Prof. Thomas Levin demonstrating voice recorded medium at workshop in March 2025
Prof. Tom Levin interrupted his year-long sabbatical leave in Rio de Janeiro to return to campus for a week-long workshop in late March with a group of graduate students from the Faculty of Design (“Gestaltung”) at HAWK University of Applied Sciences and Arts in Hildesheim, Germany. The gathering was the culmination of a year-long seminar/studio taught by Prof. Konstantin Haensch, a former graduate student in the German Department, entitled “Forschung in/und Gestaltung” which focused on the Princeton Phono-Post Archive, a unique collection of thousands of small gramophone records that contain spoken messages recorded and then sent through the mail. This archive of what Prof. Levin calls the media archaeology of voice mail is one of the major outgrowths of a long-term research project which he has been directing since 2011. One can get sense of the scope of the undertaking from this short documentary or from this even shorter Instagram teaser to a recent feature about the archive in National Geographic Magazine.
Together with Profs. Levin and Haensch, graduate students Martin Gnadt, Lucius Märtner, Josefine Naß, and Ina Szczepanski spent the week carefully studying a range of materials from the archive both in Levin’s East Pyne office and in a display vitrine in the Friend Center that features a selection from Levin’s collection of technologies of personal gramophonic recording.
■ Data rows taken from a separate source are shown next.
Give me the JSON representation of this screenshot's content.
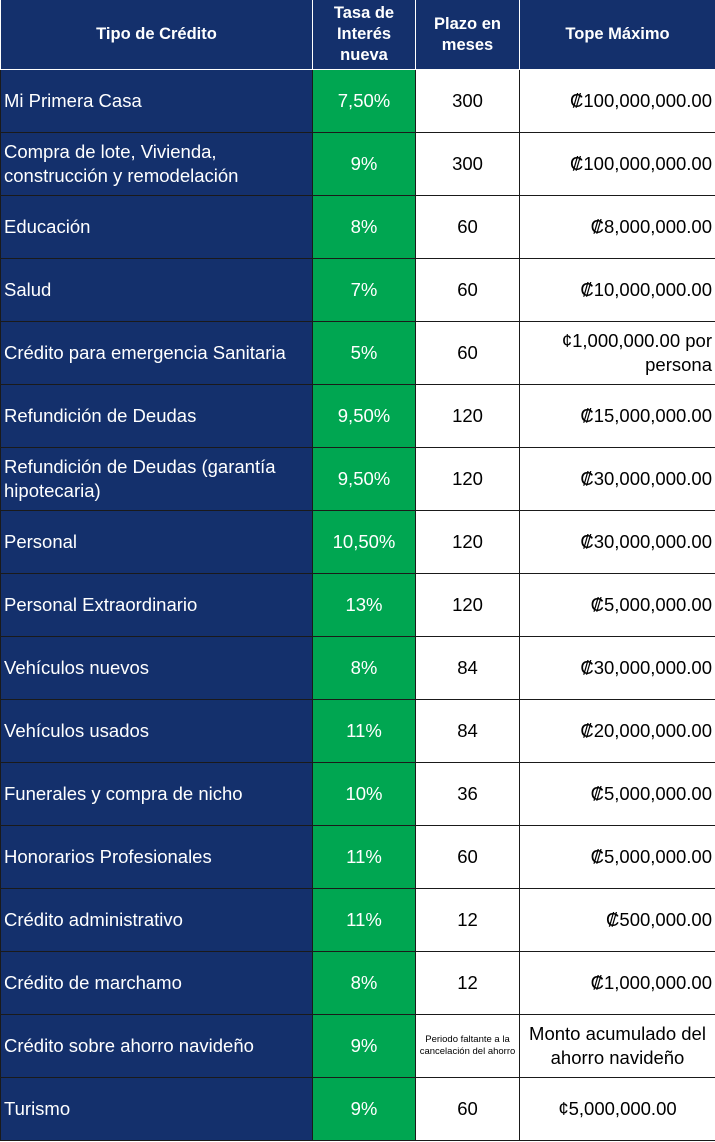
{
  "table": {
    "headers": [
      "Tipo de Crédito",
      "Tasa de Interés nueva",
      "Plazo en meses",
      "Tope Máximo"
    ],
    "rows": [
      [
        "Mi Primera Casa",
        "7,50%",
        "300",
        "₡100,000,000.00"
      ],
      [
        "Compra de lote, Vivienda, construcción y remodelación",
        "9%",
        "300",
        "₡100,000,000.00"
      ],
      [
        "Educación",
        "8%",
        "60",
        "₡8,000,000.00"
      ],
      [
        "Salud",
        "7%",
        "60",
        "₡10,000,000.00"
      ],
      [
        "Crédito para emergencia Sanitaria",
        "5%",
        "60",
        "¢1,000,000.00 por persona"
      ],
      [
        "Refundición de Deudas",
        "9,50%",
        "120",
        "₡15,000,000.00"
      ],
      [
        "Refundición de Deudas (garantía hipotecaria)",
        "9,50%",
        "120",
        "₡30,000,000.00"
      ],
      [
        "Personal",
        "10,50%",
        "120",
        "₡30,000,000.00"
      ],
      [
        "Personal Extraordinario",
        "13%",
        "120",
        "₡5,000,000.00"
      ],
      [
        "Vehículos nuevos",
        "8%",
        "84",
        "₡30,000,000.00"
      ],
      [
        "Vehículos usados",
        "11%",
        "84",
        "₡20,000,000.00"
      ],
      [
        "Funerales y compra de nicho",
        "10%",
        "36",
        "₡5,000,000.00"
      ],
      [
        "Honorarios Profesionales",
        "11%",
        "60",
        "₡5,000,000.00"
      ],
      [
        "Crédito administrativo",
        "11%",
        "12",
        "₡500,000.00"
      ],
      [
        "Crédito de marchamo",
        "8%",
        "12",
        "₡1,000,000.00"
      ],
      [
        "Crédito sobre ahorro navideño",
        "9%",
        "Periodo faltante a la cancelación del ahorro",
        "Monto acumulado del ahorro navideño"
      ],
      [
        "Turismo",
        "9%",
        "60",
        "¢5,000,000.00"
      ]
    ]
  }
}
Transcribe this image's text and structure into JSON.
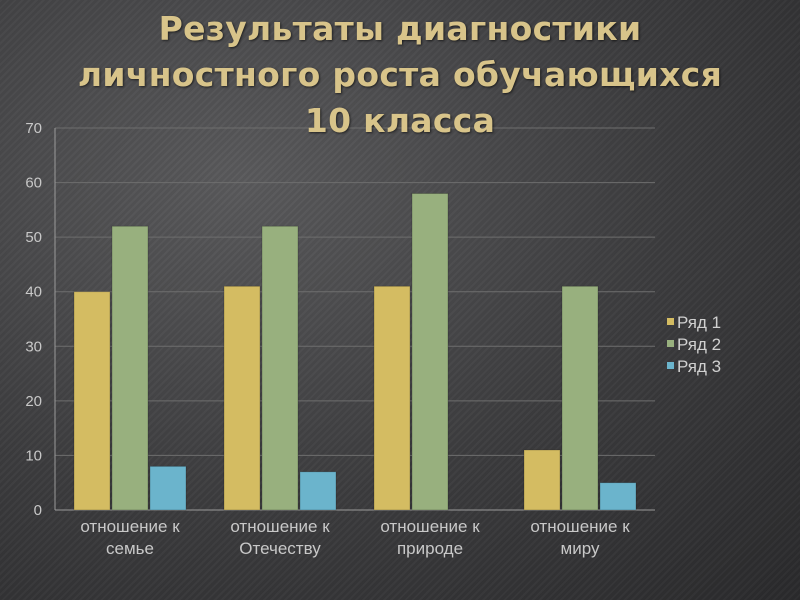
{
  "slide": {
    "title_lines": [
      "Результаты диагностики",
      "личностного роста обучающихся",
      "10 класса"
    ]
  },
  "chart_data": {
    "type": "bar",
    "title": "Результаты диагностики личностного роста обучающихся 10 класса",
    "categories": [
      [
        "отношение к",
        "семье"
      ],
      [
        "отношение к",
        "Отечеству"
      ],
      [
        "отношение к",
        "природе"
      ],
      [
        "отношение к",
        "миру"
      ]
    ],
    "series": [
      {
        "name": "Ряд 1",
        "color": "#d4bc62",
        "values": [
          40,
          41,
          41,
          11
        ]
      },
      {
        "name": "Ряд 2",
        "color": "#98b07e",
        "values": [
          52,
          52,
          58,
          41
        ]
      },
      {
        "name": "Ряд 3",
        "color": "#6bb4cc",
        "values": [
          8,
          7,
          0,
          5
        ]
      }
    ],
    "ylim": [
      0,
      70
    ],
    "yticks": [
      0,
      10,
      20,
      30,
      40,
      50,
      60,
      70
    ],
    "grid": true,
    "legend": "right"
  }
}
Over the course of five long days of intensive and joyous collaboration, the group developed the design, layout, and organizational logic of what will be a series of forthcoming publications devoted to different aspects of the archive, with the working title Princeton Tonhefte: Materials from the Princeton Phono-Post Archive.
Building on the seminar work in Hildesheim, the group forged a methodology that rendered the archive’s complexity as a set of interlocking layers. First, primary artifacts such as Phono-Post records and mailers were assembled on the seminar table alongside related secondary materials – handwritten letters, technical literature, advertisements, contextual objects, playback devices –allowing their ever-shifting constellations to spark new research questions. In a second phase, the group focused on an object layer consisting of historically informed close readings of each artifact’s materiality. This then gave rise to a third layer, in the spirit of an open archive, which took the form of a publication series that will invite scholars and collectors to contribute analyses as well as additional media objects to the Princeton Phono-Post Archive.
As part of a parallel project, student Annekathrin Kirchner employed a special panoramic camera to capture a series of high-resolution images of the archive which will then be stitched together seamlessly in software to create large-format photographs, each composite built from roughly six to fifteen individual exposures.
The team plans to continue their work during the coming months, refining the publication series and deepening the archive’s reach while welcoming new collaborators and materials that will assure that the Princeton Phono-Post Archive remains a vital, expanding resource for media-archaeological research.